トヨタ新型ランドクルーザー300納車2年8か月インプレ。3.3万km走行で見えたデジタルインナーミラーの必要性と、12.3インチナビが『限界』である理由

(続き)トヨタ新型ランドクルーザー300が納車されて2年8か月経過しての感想と、改良型への期待

引き続き、私のトヨタ新型ランドクルーザー300・ガソリンZX[4WD]が納車されて2年8か月経過しての不満や感想、そして改良型への期待についてインプレッションしていきましょう。

12.3インチよりも大きなセンターディスプレイはランクルに合わない

続いて、こちらは実際にフランクル300を普段使いしていて思ったことなのですが、現行で搭載される12.3インチを上回るサイズのディスプレイオーディオは不要だと考えています。

アナログ感の強いランクルシリーズにおいて、正直12.3インチでも大きすぎるのでは?と思うシーンもありますが、運転席からの視界であったり、物理スイッチとのバランスを考えると「ギリギリ許容できるサイズ感」だと思っています。

現時点で、ランクルシリーズで最大のディスプレイサイズは12.3インチとなっていますが、例えばアルファード/ヴェルファイアやハイラックスなどのように、14インチディスプレイオーディオが搭載されるとなると、エアコン関係やシートヒーター/シートベンチレーション関係も全てタッチパネルに集約されることに。

決してディスプレイオーディオに集約されることは「悪」ではないものの、悪路・オフロードでの走りに重きを置き、直感的な操作性を大事にしているランクルシリーズに、タッチパネルの採用が必須か?と言われると微妙なんですよね。

世間からすると「古い考えの人間」と思われるかもしれないのですが、ランクルという伝統あるブランドは、昔ながらの人間も愛用するモデルだからこそ、その伝統やデザイン言語、変わらないUI/UXを大事にしてほしいと思っています。

現代のランクルシリーズも、十分すぎるほど豪華で先進的ですから、「ランクルで超えてはならない一線」もあると思いますし、トヨタの開発陣が暴走しない限りは、このままを維持してくれるのではないか?と淡い期待を寄せています。


後席の狭いランクル300にシートバックモニターは邪魔でしかない

続いて、こちらも個人的に気になっているのがシートバックモニター。

厳密にはリアシートエンターテイメントシステムで、JBLプレミアムサウンドシステムを設定すると、同時に運転席・助手席に11.6インチの高精細ディスプレイが搭載されるセットメーカーオプションなわけですが、個人的に足もとの狭すぎるランクル300には邪魔でしかないと思っています。

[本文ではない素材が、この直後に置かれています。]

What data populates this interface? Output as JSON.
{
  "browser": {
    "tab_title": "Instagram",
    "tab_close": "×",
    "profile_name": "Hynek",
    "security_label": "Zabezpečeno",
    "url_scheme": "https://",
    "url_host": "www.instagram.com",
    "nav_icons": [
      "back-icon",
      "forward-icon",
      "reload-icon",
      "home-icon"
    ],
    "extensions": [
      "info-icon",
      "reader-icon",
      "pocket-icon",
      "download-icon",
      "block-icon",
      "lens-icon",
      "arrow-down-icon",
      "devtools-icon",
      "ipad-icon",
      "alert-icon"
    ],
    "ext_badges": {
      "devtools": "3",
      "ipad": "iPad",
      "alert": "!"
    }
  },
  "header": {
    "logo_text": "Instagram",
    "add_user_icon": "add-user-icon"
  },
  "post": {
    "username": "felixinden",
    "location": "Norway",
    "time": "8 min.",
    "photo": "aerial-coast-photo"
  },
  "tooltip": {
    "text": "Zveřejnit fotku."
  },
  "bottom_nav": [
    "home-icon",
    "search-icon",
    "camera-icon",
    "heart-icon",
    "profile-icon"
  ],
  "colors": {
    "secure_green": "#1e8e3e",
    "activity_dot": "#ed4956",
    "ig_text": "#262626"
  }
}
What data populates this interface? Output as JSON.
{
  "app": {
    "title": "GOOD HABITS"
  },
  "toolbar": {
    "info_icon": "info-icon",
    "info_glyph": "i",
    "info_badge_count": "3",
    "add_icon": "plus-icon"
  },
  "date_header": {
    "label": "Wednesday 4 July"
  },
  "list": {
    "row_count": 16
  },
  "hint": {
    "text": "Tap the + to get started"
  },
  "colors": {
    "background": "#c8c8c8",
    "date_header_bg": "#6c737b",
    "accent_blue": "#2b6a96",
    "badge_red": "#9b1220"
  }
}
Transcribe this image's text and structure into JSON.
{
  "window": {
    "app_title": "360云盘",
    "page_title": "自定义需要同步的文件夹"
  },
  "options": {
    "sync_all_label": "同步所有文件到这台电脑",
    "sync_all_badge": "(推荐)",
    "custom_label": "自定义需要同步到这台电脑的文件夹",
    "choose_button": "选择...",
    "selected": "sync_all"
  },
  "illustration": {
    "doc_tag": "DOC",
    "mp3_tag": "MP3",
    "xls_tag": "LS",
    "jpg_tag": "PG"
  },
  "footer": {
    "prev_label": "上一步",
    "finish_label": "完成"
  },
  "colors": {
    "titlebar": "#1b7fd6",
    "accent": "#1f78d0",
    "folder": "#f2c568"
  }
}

まだ、足もとの広いアルヴェルやノアヴォクに搭載するのなら理解できるのですが、後席の足元スペースがほとんどなく、それでいてフロントシートを倒すと更に窮屈になり、下手するとシートバックモニターが後席に座る乗員と接触し、キズが付く恐れだってあるわけですね。

見てくれは確かに良いと思うんですけど、それ以上にリスクやデメリットの方が大きく、「リセール」という点以外では満足度が低めなんですよね(そんな頻繁的に使うものでもないですし…)。

そう考えると、ランクル300やレクサスLXでは「必須にすべき機能ではない」と思っていますし、リセールという邪念によって付けざるを得ないと思わせるオプション構成の見直しがあっても良いのでは?と思ったりもします。